1 "Special Study: Report Concerning Display of Customer Limit Orders," Office of Compliance Inspections and Examinations and Office of Economic Analysis (May 4, 2000)

2 A limit order is an order to buy or sell a security at or better than a specified price. In contrast, when an investor places a market order, a broker executes the trade at the best current price in the market.

3 Securities and Exchange Commission, Division of Market Regulation, Market 2000: An Examination of Current Equity Market Developments (January 1994).

4 Order Execution Obligations, Exchange Act Release No. 37619A, 61 Fed. Reg. 48,290 (1996) (Display Rule is codified at 17 C.F.R. 240.11Ac1-4).

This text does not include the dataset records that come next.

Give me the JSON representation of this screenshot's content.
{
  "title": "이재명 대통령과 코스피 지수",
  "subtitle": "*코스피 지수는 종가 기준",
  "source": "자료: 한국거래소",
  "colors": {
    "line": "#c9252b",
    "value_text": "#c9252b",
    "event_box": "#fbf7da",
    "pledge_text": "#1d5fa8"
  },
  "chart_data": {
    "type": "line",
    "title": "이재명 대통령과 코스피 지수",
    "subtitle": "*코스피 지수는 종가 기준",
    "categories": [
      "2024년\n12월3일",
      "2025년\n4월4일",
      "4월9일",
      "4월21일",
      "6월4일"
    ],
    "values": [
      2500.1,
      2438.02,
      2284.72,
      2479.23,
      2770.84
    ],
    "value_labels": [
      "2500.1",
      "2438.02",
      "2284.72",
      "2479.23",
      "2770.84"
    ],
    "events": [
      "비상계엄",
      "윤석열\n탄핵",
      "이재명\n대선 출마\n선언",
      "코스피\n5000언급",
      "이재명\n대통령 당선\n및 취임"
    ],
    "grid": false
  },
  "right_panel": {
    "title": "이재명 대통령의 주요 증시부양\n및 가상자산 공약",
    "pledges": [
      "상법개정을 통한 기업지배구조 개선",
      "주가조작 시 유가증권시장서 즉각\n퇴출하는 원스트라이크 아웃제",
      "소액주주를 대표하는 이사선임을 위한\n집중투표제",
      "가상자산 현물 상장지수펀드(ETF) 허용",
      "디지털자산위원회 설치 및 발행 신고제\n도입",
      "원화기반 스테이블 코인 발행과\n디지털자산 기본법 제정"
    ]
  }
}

5 Order Execution Obligations, 61 Fed. Reg. at 48,304.

6 Self-Regulatory Organizations; Order Approving Proposed Rule Change by the Chicago Stock Exchange, Exchange Act Release No. 40066, 63 Fed. Reg. 31,817, 31,818 n.14 (1998).

This letter is for general informational purposes only and does not represent our legal advice as to any particular set of facts, nor does this letter represent any undertaking to keep recipients advised as to all relevant legal developments.